Je suis bien trop petite pour être ton porte-voix,
mais je ne sais plus vivre
sans être vive de toi.


2017

Ce qui restera

Il y a un peu plus d'un an disparaissait l'une de mes plus anciennes amies de toile. Elle était poète et s’inquiétait de ce que deviendraient ses textes après elle.
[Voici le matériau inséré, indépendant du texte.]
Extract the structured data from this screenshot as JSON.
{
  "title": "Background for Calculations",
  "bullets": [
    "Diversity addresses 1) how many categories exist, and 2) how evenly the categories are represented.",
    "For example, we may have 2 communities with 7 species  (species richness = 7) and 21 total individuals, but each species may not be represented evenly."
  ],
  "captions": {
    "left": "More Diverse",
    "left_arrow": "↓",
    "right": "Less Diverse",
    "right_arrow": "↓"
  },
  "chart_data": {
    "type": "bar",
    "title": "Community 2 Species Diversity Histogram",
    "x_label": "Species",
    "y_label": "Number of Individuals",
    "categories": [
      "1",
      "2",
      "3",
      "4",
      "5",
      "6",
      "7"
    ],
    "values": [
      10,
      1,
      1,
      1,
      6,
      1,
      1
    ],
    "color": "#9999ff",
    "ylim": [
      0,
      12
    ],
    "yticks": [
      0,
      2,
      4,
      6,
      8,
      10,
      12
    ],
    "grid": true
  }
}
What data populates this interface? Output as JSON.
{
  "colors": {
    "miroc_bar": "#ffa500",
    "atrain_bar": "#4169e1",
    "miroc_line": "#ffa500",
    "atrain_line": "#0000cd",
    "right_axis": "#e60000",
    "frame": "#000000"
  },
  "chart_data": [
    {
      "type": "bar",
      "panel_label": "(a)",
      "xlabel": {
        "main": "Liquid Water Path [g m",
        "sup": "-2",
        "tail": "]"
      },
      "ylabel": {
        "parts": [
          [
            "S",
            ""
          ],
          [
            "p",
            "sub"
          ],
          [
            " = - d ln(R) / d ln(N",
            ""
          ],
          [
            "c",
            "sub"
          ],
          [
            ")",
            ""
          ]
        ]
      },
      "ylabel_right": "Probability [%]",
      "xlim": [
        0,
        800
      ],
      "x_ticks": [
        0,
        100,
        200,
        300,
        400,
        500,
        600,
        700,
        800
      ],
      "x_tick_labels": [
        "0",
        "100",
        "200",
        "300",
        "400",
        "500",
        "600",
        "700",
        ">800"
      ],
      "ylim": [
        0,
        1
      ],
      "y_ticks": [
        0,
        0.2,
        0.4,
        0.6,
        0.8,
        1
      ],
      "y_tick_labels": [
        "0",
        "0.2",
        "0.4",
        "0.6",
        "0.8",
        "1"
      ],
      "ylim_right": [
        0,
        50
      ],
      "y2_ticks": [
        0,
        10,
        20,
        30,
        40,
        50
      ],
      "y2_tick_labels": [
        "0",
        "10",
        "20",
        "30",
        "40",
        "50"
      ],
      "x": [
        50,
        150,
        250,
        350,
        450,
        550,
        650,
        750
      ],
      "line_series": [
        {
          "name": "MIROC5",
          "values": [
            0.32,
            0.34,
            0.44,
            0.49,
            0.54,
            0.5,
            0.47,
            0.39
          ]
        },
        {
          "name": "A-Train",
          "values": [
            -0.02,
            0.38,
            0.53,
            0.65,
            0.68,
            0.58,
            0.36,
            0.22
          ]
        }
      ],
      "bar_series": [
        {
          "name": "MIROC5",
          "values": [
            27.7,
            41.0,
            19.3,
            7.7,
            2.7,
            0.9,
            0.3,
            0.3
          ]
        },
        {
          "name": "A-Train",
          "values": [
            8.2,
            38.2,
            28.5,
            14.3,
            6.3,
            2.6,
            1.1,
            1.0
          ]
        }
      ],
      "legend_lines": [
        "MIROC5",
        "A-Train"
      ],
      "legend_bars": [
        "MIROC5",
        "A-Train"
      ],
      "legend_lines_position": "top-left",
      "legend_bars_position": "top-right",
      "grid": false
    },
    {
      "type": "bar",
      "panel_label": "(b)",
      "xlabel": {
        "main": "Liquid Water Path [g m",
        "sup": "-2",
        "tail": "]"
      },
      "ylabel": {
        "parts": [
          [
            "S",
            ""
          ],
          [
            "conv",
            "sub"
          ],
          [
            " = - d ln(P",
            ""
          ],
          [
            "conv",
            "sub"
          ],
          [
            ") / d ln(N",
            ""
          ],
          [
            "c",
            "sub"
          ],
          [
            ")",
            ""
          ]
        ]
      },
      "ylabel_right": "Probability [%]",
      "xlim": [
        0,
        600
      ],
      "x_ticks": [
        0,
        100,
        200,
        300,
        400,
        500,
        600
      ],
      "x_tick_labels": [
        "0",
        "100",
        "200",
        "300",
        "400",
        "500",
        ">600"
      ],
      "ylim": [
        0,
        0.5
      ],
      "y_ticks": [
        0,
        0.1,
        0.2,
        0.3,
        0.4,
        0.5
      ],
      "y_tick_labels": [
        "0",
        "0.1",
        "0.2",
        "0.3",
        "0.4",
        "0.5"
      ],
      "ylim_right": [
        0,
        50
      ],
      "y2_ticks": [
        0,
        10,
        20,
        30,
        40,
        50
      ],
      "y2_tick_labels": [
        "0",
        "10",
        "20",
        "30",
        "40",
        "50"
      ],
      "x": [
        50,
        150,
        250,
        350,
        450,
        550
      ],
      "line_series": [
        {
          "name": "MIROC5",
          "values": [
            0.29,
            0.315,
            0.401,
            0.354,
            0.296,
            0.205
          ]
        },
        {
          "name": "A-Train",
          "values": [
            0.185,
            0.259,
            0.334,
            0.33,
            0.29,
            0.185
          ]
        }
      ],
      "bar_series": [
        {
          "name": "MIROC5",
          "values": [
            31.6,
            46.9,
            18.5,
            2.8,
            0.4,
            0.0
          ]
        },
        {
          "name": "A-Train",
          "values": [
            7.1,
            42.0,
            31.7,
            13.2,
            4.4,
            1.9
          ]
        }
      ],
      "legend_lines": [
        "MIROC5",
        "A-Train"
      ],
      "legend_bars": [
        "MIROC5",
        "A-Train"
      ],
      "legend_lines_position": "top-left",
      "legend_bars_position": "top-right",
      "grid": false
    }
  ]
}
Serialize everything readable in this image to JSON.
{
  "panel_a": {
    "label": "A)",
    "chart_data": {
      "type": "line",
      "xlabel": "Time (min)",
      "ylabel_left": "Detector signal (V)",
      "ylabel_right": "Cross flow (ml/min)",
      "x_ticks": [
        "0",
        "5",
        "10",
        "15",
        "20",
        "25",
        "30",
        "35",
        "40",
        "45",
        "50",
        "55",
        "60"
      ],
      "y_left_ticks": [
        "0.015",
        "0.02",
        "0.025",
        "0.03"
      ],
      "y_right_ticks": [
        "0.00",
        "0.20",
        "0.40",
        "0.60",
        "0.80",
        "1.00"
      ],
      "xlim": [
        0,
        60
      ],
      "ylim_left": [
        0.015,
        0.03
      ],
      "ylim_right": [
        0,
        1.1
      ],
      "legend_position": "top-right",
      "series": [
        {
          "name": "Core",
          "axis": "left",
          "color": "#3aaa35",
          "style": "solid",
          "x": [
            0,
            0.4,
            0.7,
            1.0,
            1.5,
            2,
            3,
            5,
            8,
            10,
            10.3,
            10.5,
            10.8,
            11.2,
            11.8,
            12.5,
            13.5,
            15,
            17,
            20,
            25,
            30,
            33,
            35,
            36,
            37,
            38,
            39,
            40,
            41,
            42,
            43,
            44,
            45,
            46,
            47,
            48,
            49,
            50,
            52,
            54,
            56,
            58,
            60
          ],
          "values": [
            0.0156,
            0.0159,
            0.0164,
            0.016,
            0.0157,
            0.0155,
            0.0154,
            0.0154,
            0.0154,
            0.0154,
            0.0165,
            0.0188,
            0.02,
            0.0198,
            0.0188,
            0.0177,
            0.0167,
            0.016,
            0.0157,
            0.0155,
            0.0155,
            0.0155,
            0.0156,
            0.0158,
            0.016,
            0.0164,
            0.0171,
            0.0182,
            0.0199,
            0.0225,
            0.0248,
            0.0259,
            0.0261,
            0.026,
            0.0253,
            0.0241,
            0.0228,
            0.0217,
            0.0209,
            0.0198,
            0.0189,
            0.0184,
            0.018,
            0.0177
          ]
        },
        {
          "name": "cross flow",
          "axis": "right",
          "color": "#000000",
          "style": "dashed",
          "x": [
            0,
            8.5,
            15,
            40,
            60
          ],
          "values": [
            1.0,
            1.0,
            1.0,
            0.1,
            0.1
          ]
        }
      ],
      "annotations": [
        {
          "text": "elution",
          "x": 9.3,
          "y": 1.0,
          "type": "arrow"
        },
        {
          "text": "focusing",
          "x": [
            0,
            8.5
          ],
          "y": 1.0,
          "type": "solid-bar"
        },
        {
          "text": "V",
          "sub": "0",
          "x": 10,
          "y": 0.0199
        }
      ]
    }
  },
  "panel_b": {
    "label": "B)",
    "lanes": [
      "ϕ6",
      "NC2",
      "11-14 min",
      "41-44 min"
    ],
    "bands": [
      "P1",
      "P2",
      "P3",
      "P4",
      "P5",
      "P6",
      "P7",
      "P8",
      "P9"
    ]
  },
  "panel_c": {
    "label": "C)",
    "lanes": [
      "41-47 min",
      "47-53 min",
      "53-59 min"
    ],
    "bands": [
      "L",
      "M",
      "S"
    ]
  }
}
Quelques semaines avant son décès soudain elle s'en ouvrait encore à moi. Certes on peut toujours se dire que ce ne sont que des mots, mais en vérité c'est bien plus que ça.

"J'écris pour que le jour où je ne serai plus
On sache combien l'air et le plaisir m'ont plu,
Et que mon livre porte à la foule future
Combien j'aimais la vie et l'heureuse nature."  Écrivait Anna de Noailles. Andrée sodenkamp, cette immense poète belge quasi-inconnue, écrivait à sa manière très terrienne et charnelle qu'elle nous porterait à travers ses poèmes "de beaux morceaux de corps".

Agnès est partie sans avoir eu le temps de rien. Je vais donc me laisser "à ceux qui se hasardent à chercher dans les mots l'ombre des pauvres morts" *.